Un événement effrayant vient de se dérouler dans l’indifférence la plus totale. Un article dans Le Figaro le relate, mais on ne trouve rien dans Le Monde ou dans Libération : en , des dizaines de militants d’Extinction Rebellion ont bloqué des imprimeries, perturbant gravement la diffusion des journaux du groupe News Corp de Rupert Murdoch. Le prétexte donné pour cette violation grave de la démocratie fait peur : ces journaux manipuleraient la vérité, ne rendraient pas compte de manière appropriée de l’urgence climatique. Les manifestants, dans leur grand cynisme, appelaient à libérer la liberté alors que ce sont eux qui l’entravent.

Une centaine de militants s’étant attachés à des structures et entre eux pour empêcher les camions de livraison de sortir des imprimeries, la police a eu du mal à déloger les activistes. Néanmoins, pour finir, les journaux ont pu être livrés avec un retard conséquent.

Selon le porte-parole d’Extinction Rebellion, il faut sortir de l’impasse traditionnelle d’opposition (en clair, museler leurs opposants) et les médias traditionnels doivent s’extraire du « clickbait » qui nage dans la désinformation, nous fait haïr nos voisins et suspecter les étrangers. Bref, les militants d’Extinction Rebellion, qui jouissent pourtant dans les médias bien-pensants d’un a priori favorable, sont des totalitaires verts qui interdisent à leurs compatriotes de penser différemment d’eux. Néanmoins, se rendant compte qu’ils sont minoritaires dans l’opinion publique, ils veulent rééduquer celle-ci, lui supprimer toute source d’information indépendante et leur présenter la vérité d’Extinction Rebellion comme intangible en contrôlant la presse et les médias. Adolf Hitler en Allemagne, Lénine et Staline dans l’URSS, Mao en ont appliqué avec succès ce programme et se sont ainsi imposés dans leurs pays non seulement par la terreur, mais aussi par la persuasion. Quelle sera la prochaine étape d’Extinction Rebellion ? Envahir les rédactions, chasser les journalistes en place et les remplacer par des militants convaincus ? Espérons que non !

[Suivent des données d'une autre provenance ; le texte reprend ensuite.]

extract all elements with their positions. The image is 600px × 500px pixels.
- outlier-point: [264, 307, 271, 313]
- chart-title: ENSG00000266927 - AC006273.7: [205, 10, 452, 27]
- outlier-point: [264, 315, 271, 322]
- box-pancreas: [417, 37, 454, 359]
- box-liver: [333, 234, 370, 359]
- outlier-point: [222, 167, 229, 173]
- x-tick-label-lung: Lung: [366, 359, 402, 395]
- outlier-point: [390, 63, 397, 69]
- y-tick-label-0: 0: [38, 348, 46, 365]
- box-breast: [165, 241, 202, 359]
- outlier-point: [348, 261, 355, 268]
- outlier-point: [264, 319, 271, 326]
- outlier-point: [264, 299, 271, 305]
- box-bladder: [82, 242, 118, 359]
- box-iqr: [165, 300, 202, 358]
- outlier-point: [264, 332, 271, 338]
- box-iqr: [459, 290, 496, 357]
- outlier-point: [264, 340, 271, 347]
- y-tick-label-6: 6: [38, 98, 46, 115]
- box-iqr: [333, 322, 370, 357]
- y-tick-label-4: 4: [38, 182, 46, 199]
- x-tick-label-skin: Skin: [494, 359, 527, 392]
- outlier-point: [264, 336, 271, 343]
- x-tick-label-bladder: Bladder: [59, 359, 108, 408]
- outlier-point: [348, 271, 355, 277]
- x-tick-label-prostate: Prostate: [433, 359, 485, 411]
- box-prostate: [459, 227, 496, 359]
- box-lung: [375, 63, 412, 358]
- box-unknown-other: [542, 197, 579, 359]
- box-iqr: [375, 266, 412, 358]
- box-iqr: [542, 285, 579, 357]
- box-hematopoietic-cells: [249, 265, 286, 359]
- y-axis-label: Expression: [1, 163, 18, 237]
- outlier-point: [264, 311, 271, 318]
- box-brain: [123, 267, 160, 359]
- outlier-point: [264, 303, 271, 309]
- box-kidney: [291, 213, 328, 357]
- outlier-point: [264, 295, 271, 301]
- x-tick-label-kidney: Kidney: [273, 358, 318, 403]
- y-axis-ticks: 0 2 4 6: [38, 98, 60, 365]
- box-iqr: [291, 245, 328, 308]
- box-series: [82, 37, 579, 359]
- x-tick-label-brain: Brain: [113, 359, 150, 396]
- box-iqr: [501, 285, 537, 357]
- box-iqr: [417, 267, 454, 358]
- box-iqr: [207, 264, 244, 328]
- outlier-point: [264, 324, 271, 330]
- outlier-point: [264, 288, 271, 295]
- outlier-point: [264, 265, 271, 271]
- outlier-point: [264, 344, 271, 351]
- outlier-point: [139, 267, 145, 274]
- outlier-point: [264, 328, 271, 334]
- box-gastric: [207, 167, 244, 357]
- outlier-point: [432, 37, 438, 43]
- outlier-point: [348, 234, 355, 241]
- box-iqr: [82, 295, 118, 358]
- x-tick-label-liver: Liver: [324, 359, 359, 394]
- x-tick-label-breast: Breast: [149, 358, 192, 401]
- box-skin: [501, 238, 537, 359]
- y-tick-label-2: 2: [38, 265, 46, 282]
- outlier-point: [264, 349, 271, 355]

Le problème vient de la faiblesse de la réaction face à cette action. La dérive de ces facho-écologistes devient donc acceptable, normale, envisageable alors qu’elle n’est qu’une pure horreur antidémocratique.

Cette propension de la démocratie à plier le genou devant le totalitarisme n’est pas nouvelle. Nous avons connu une période similaire dans les années 1950, quand les pro-Soviétiques régnaient en maître chez les intellectuels. Mais à cette époque, les opposants pouvaient encore faire entendre leurs arguments. En 2020, on va les faire taire, en arguant de l’urgence climatique. Pour Extinction Rebellion, nous sommes en guerre pour sauver la planète et aucune voix discordante ne sera autorisée. Ils auront ainsi une légitimité pour museler le débat que n’avaient pas les communistes.